Based on CMS inspection data, GARDEN TERRACE ALZHEIMER'S CENTER OF EXCELLENCE has documented safety concerns. Inspectors have issued 3 Immediate Jeopardy citations (the most serious violation level indicating risk of serious injury or death). The facility has a 3-star overall rating and ranks #1 of 100 nursing homes in Texas. Families considering this facility should ask detailed questions about what corrective actions have been taken since these incidents.

Do Nurses at Garden Terrace Alzheimer'S Center Of Excellence Stick Around?

GARDEN TERRACE ALZHEIMER'S CENTER OF EXCELLENCE has a staff turnover rate of 46%, which is about average for Texas nursing homes (state average: 46%). Moderate turnover is common in nursing homes, but families should still ask about staff tenure and how the facility maintains care continuity when employees leave.
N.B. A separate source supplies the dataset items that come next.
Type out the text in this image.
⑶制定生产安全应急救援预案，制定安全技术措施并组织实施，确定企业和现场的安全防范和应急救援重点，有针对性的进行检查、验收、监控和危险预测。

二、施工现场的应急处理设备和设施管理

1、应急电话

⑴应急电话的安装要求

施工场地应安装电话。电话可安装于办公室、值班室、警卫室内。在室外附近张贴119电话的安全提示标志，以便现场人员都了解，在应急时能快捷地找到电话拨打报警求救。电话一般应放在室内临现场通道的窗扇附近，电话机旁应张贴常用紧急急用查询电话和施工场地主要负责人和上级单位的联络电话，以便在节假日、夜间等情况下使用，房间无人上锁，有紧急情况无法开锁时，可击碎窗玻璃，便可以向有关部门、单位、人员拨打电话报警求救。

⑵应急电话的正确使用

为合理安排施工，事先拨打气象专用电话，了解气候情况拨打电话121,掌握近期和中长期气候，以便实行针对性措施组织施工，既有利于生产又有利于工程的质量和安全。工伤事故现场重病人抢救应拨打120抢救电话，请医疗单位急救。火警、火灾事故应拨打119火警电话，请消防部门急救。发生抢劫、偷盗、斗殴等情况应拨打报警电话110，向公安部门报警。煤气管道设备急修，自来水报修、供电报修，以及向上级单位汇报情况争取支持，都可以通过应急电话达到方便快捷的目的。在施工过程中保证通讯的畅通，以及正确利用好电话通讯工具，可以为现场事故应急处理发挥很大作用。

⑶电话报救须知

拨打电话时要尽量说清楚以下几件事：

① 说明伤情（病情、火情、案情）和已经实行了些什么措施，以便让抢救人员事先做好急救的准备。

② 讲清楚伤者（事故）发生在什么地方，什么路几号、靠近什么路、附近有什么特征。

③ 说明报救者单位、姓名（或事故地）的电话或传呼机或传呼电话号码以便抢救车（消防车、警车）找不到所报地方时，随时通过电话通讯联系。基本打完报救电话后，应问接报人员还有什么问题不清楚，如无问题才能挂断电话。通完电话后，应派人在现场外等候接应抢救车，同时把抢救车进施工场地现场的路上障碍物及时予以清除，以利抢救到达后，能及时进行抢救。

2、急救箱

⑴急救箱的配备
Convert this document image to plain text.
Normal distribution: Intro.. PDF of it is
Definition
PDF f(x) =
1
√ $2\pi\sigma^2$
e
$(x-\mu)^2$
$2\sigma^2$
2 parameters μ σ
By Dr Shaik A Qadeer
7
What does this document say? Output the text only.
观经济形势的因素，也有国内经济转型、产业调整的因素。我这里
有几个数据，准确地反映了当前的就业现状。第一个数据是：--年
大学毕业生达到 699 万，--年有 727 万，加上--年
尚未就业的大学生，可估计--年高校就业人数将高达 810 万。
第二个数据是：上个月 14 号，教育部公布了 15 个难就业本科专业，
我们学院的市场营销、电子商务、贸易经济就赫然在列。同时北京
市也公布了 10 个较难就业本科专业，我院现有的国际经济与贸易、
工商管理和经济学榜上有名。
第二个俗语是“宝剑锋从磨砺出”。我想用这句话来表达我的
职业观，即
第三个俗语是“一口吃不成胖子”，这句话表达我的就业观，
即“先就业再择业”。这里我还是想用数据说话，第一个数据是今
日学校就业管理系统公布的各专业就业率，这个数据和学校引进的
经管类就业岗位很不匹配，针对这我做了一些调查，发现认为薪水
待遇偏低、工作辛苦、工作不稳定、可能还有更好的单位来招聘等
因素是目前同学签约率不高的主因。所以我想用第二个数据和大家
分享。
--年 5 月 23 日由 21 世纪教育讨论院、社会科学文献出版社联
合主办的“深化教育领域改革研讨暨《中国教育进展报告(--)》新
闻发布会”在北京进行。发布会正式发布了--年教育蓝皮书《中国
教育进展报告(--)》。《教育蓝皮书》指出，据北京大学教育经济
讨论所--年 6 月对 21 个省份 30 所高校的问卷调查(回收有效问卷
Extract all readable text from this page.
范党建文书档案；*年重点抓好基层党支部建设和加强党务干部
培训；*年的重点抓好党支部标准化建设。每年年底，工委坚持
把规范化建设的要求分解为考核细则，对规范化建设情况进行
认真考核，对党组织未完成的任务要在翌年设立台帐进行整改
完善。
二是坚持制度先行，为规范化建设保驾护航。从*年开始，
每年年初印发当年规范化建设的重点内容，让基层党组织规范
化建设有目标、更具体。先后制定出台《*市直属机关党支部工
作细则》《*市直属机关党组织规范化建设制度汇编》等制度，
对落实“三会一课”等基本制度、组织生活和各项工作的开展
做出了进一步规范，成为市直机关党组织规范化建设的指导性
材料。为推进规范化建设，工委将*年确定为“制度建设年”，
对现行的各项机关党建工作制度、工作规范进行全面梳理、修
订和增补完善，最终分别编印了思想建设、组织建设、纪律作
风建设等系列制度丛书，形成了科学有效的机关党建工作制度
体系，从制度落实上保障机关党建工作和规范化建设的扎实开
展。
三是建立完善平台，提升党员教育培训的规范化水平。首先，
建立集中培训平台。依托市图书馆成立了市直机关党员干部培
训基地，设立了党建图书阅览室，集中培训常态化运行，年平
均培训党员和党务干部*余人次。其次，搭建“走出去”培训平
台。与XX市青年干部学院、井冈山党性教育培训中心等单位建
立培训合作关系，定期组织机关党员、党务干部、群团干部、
Was Garden Terrace Alzheimer'S Center Of Excellence Ever Fined?

GARDEN TERRACE ALZHEIMER'S CENTER OF EXCELLENCE has been fined $34,405 across 1 penalty action. The Texas average is $33,423. While any fine indicates a compliance issue, fines under $50,000 are relatively common and typically reflect isolated problems that were subsequently corrected. Families should ask what specific issues led to these fines and confirm they've been resolved.

Is Garden Terrace Alzheimer'S Center Of Excellence on Any Federal Watch List?

GARDEN TERRACE ALZHEIMER'S CENTER OF EXCELLENCE is not on any federal watch list. The most significant is the Special Focus Facility (SFF) program, which identifies the bottom 1% of nursing homes nationally based on persistent, serious quality problems. Not being on this list means the facility has avoided the pattern of deficiencies that triggers enhanced federal oversight. This is a positive indicator, though families should still review the facility's inspection history directly.